= Technology brokering =

The idea of technology brokering is to span multiple industries, and to see how existing technologies could be used to create breakthrough innovations in other markets. Technology brokering requires companies to be strong in two areas. As Andrew Hargadon, technology brokering's founder, summarized: "Firstly, the company must have the ability to bridge distant communities, usually when a company can move easily across a range of different markets they have a better view of how technologies can be used in new ways. Secondly, technology brokering involves creating new markets and industries from innovative combinations of existing technology. These two strengths are difficult to have simultaneously because the strong ties the companies have with customers and supplies in one industry prevent the company from moving easily into other markets and experimenting with new ideas."

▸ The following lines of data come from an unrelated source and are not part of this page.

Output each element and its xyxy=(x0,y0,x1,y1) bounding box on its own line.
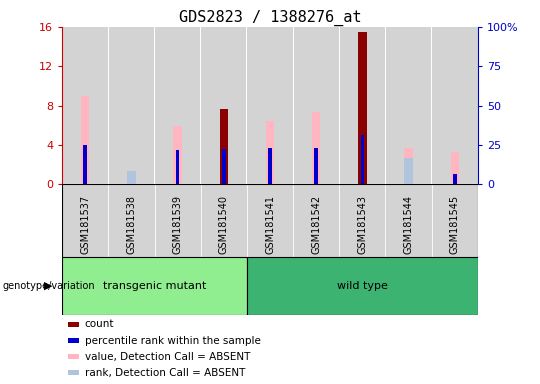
Text: genotype/variation: genotype/variation xyxy=(3,281,96,291)
Bar xyxy=(339,27,386,184)
Bar xyxy=(385,27,386,184)
Bar xyxy=(266,121,274,184)
Bar xyxy=(293,184,339,257)
Text: transgenic mutant: transgenic mutant xyxy=(103,281,206,291)
Text: rank, Detection Call = ABSENT: rank, Detection Call = ABSENT xyxy=(85,368,245,378)
Bar xyxy=(293,27,294,184)
Bar xyxy=(81,96,89,184)
Text: GSM181542: GSM181542 xyxy=(311,195,321,254)
Bar xyxy=(173,126,182,184)
Bar xyxy=(247,27,293,184)
Bar xyxy=(247,257,478,315)
Text: GSM181539: GSM181539 xyxy=(173,195,183,254)
Text: GSM181537: GSM181537 xyxy=(80,195,90,254)
Bar xyxy=(314,148,318,184)
Text: count: count xyxy=(85,319,114,329)
Bar xyxy=(431,184,478,257)
Text: GSM181544: GSM181544 xyxy=(403,195,414,254)
Bar xyxy=(200,27,201,184)
Bar xyxy=(154,27,155,184)
Bar xyxy=(451,152,459,184)
Text: GSM181538: GSM181538 xyxy=(126,195,137,254)
Bar xyxy=(431,27,432,184)
Bar xyxy=(339,27,340,184)
Bar xyxy=(220,109,228,184)
Bar xyxy=(154,184,201,257)
Text: GSM181543: GSM181543 xyxy=(357,195,367,254)
Bar xyxy=(404,148,413,184)
Bar xyxy=(312,113,320,184)
Bar xyxy=(246,27,247,184)
Bar xyxy=(453,174,457,184)
Bar xyxy=(339,184,386,257)
Text: GSM181540: GSM181540 xyxy=(219,195,229,254)
Bar xyxy=(176,150,179,184)
Text: ▶: ▶ xyxy=(44,281,53,291)
Bar xyxy=(361,135,365,184)
Text: GSM181545: GSM181545 xyxy=(450,195,460,254)
Bar xyxy=(108,27,109,184)
Bar xyxy=(109,184,154,257)
Bar xyxy=(268,148,272,184)
Text: wild type: wild type xyxy=(337,281,388,291)
Bar xyxy=(358,32,367,184)
Bar xyxy=(431,27,478,184)
Bar xyxy=(109,27,154,184)
Bar xyxy=(154,27,201,184)
Bar xyxy=(62,27,109,184)
Text: percentile rank within the sample: percentile rank within the sample xyxy=(85,336,261,346)
Bar xyxy=(62,184,109,257)
Bar xyxy=(201,184,247,257)
Text: value, Detection Call = ABSENT: value, Detection Call = ABSENT xyxy=(85,352,250,362)
Bar xyxy=(83,145,87,184)
Bar xyxy=(386,184,431,257)
Bar xyxy=(404,158,413,184)
Bar xyxy=(293,27,339,184)
Text: GSM181541: GSM181541 xyxy=(265,195,275,254)
Bar xyxy=(222,149,226,184)
Bar xyxy=(247,184,293,257)
Bar xyxy=(386,27,431,184)
Title: GDS2823 / 1388276_at: GDS2823 / 1388276_at xyxy=(179,9,361,25)
Bar xyxy=(62,257,247,315)
Bar xyxy=(127,170,136,184)
Bar xyxy=(201,27,247,184)
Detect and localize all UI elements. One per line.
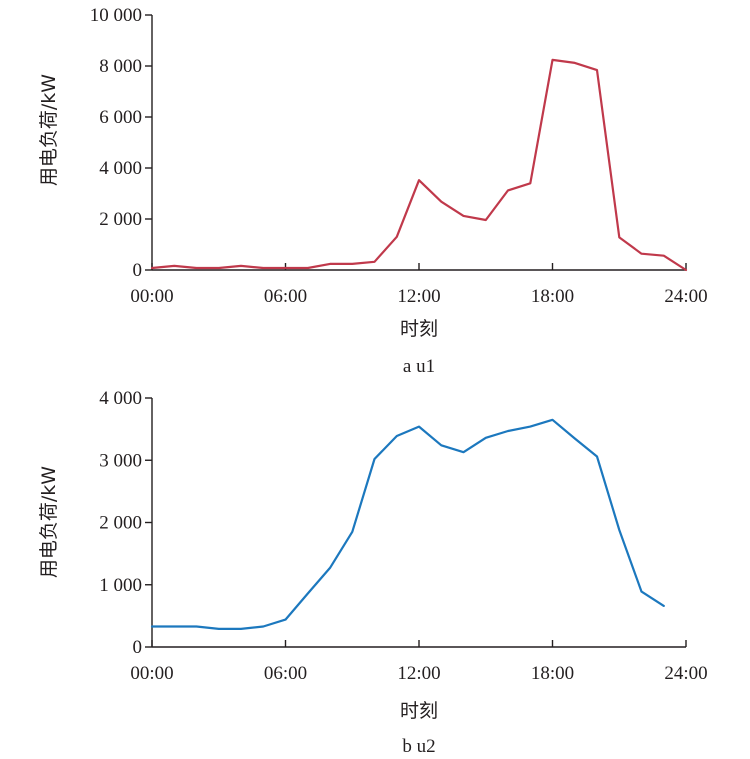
chart-a-y-tick-label: 4 000 [99,158,142,179]
chart-a-x-tick-label: 18:00 [531,286,574,307]
chart-b-x-axis-title: 时刻 [400,700,438,722]
chart-a-y-tick-label: 8 000 [99,56,142,77]
chart-a-series-line [150,58,688,272]
chart-b-x-tick-label: 18:00 [531,663,574,684]
chart-a-x-tick-label: 24:00 [664,286,707,307]
chart-b-y-tick-label: 4 000 [99,388,142,409]
chart-a-y-tick-label: 10 000 [90,5,142,26]
chart-b-x-tick-label: 24:00 [664,663,707,684]
chart-a-y-axis-title: 用电负荷/kW [38,74,60,186]
chart-a-y-tick-label: 0 [133,260,143,281]
chart-a-y-tick-label: 2 000 [99,209,142,230]
chart-b-y-tick-label: 1 000 [99,575,142,596]
chart-b-x-tick-label: 12:00 [397,663,440,684]
chart-a-x-tick-label: 06:00 [264,286,307,307]
chart-b-x-tick-label: 00:00 [130,663,173,684]
chart-a: 0 2 000 4 000 6 000 8 000 10 000 00:00 06:00 12:… [38,5,708,377]
chart-a-y-tick-label: 6 000 [99,107,142,128]
chart-a-caption: a u1 [403,356,435,377]
chart-b-y-axis-title: 用电负荷/kW [38,466,60,578]
chart-a-x-tick-label: 00:00 [130,286,173,307]
chart-b: 0 1 000 2 000 3 000 4 000 00:00 06:00 12:00 18:0… [38,388,708,757]
chart-b-y-tick-label: 3 000 [99,450,142,471]
chart-b-y-tick-label: 0 [133,637,143,658]
chart-b-y-tick-label: 2 000 [99,513,142,534]
chart-b-plot: 0 1 000 2 000 3 000 4 000 00:00 06:00 12:00 18:0… [99,388,707,684]
chart-a-x-tick-label: 12:00 [397,286,440,307]
chart-a-plot: 0 2 000 4 000 6 000 8 000 10 000 00:00 06:00 12:… [90,5,708,307]
chart-b-x-tick-label: 06:00 [264,663,307,684]
chart-a-x-axis-title: 时刻 [400,318,438,340]
chart-b-series-line [150,418,665,631]
chart-b-caption: b u2 [402,736,435,757]
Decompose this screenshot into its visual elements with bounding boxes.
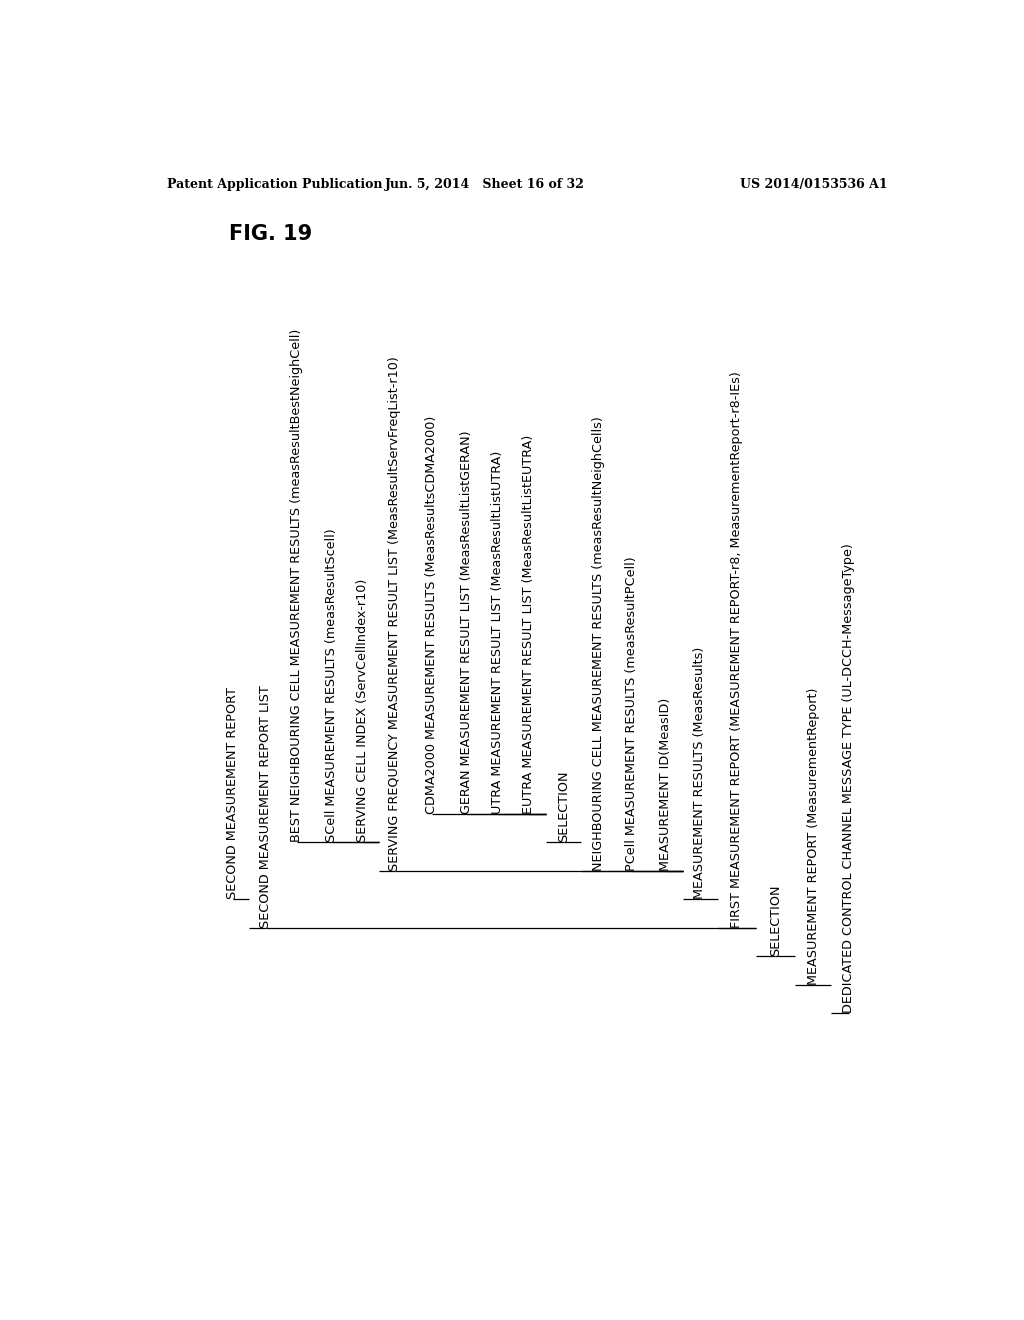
Text: SERVING FREQUENCY MEASUREMENT RESULT LIST (MeasResultServFreqList-r10): SERVING FREQUENCY MEASUREMENT RESULT LIS… — [388, 356, 401, 871]
Text: Patent Application Publication: Patent Application Publication — [167, 178, 382, 190]
Text: GERAN MEASUREMENT RESULT LIST (MeasResultListGERAN): GERAN MEASUREMENT RESULT LIST (MeasResul… — [460, 430, 473, 813]
Text: SELECTION: SELECTION — [769, 884, 781, 956]
Text: DEDICATED CONTROL CHANNEL MESSAGE TYPE (UL-DCCH-MessageType): DEDICATED CONTROL CHANNEL MESSAGE TYPE (… — [843, 544, 855, 1014]
Text: MEASUREMENT RESULTS (MeasResults): MEASUREMENT RESULTS (MeasResults) — [693, 647, 707, 899]
Text: NEIGHBOURING CELL MEASUREMENT RESULTS (measResultNeighCells): NEIGHBOURING CELL MEASUREMENT RESULTS (m… — [592, 416, 605, 871]
Text: SECOND MEASUREMENT REPORT: SECOND MEASUREMENT REPORT — [226, 688, 240, 899]
Text: SELECTION: SELECTION — [557, 771, 570, 842]
Text: US 2014/0153536 A1: US 2014/0153536 A1 — [740, 178, 888, 190]
Text: SECOND MEASUREMENT REPORT LIST: SECOND MEASUREMENT REPORT LIST — [259, 685, 272, 928]
Text: BEST NEIGHBOURING CELL MEASUREMENT RESULTS (measResultBestNeighCell): BEST NEIGHBOURING CELL MEASUREMENT RESUL… — [291, 329, 303, 842]
Text: MEASUREMENT ID(MeasID): MEASUREMENT ID(MeasID) — [658, 697, 672, 871]
Text: FIRST MEASUREMENT REPORT (MEASUREMENT REPORT-r8, MeasurementReport-r8-IEs): FIRST MEASUREMENT REPORT (MEASUREMENT RE… — [730, 371, 742, 928]
Text: CDMA2000 MEASUREMENT RESULTS (MeasResultsCDMA2000): CDMA2000 MEASUREMENT RESULTS (MeasResult… — [425, 416, 438, 813]
Text: SCell MEASUREMENT RESULTS (measResultScell): SCell MEASUREMENT RESULTS (measResultSce… — [326, 528, 338, 842]
Text: EUTRA MEASUREMENT RESULT LIST (MeasResultListEUTRA): EUTRA MEASUREMENT RESULT LIST (MeasResul… — [522, 434, 536, 813]
Text: PCell MEASUREMENT RESULTS (measResultPCell): PCell MEASUREMENT RESULTS (measResultPCe… — [626, 556, 638, 871]
Text: UTRA MEASUREMENT RESULT LIST (MeasResultListUTRA): UTRA MEASUREMENT RESULT LIST (MeasResult… — [492, 450, 504, 813]
Text: SERVING CELL INDEX (ServCellIndex-r10): SERVING CELL INDEX (ServCellIndex-r10) — [356, 579, 370, 842]
Text: MEASUREMENT REPORT (MeasurementReport): MEASUREMENT REPORT (MeasurementReport) — [807, 688, 820, 985]
Text: Jun. 5, 2014   Sheet 16 of 32: Jun. 5, 2014 Sheet 16 of 32 — [385, 178, 585, 190]
Text: FIG. 19: FIG. 19 — [228, 224, 312, 244]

Technology brokering can teach firms how to effectively shift the focus of traditional R&D teams from trying to invent completely new products to combining previous innovations. New ideas for observation based research pull R&D scientists out of the lab and place them into direct consumer observation to allow them to diagnose problems with products and identify the needs of the customer more accurately. The technology brokering process intertwines with the idea of empathic design, which is basically understanding products from a customer's point of view and then designing them to fit needs and issues. The advantage of empathic design, especially when combined with technology brokering firms, is that it leads to innovative products that suit the particular problems of the customer. Another perk of empathic design is including marketing and manufacturing people in the product design to get diverse opinions of product success and practicality.

==History==
The first examples of technology brokering can be found as early as 1876 with Thomas Edison in his Menlo Park laboratory. In six years, this lab procured over 400 patents. Henry Ford is famous for the Model T automobile and the assembly line, but Ford himself stated that:

"I invented nothing new. I simply assembled into a car the discoveries of other men behind whom were centuries of work….Had I worked fifty or ten or even five years before, I would have failed. So it is with every new thing. Progress happens when all the factors that make for it are ready, and then it is inevitable. To teach that a comparatively few men are responsible for the greatest forward steps of mankind is the worst sort of nonsense."

Companies such as IDEO have their processes compared to Edison's operations of the Menlo Park laboratory. Since IDEO's founding in 1978, it has created 3,000 new products in over 40 industries. CEO of IDEO David Kelley stated about working in many different fields:

"Working with companies in such dissimilar industries as medical instruments, furniture, toys and computers has given us a broad view of the latest technologies available and has taught us how to do quality product development and how to do it quickly and efficiently."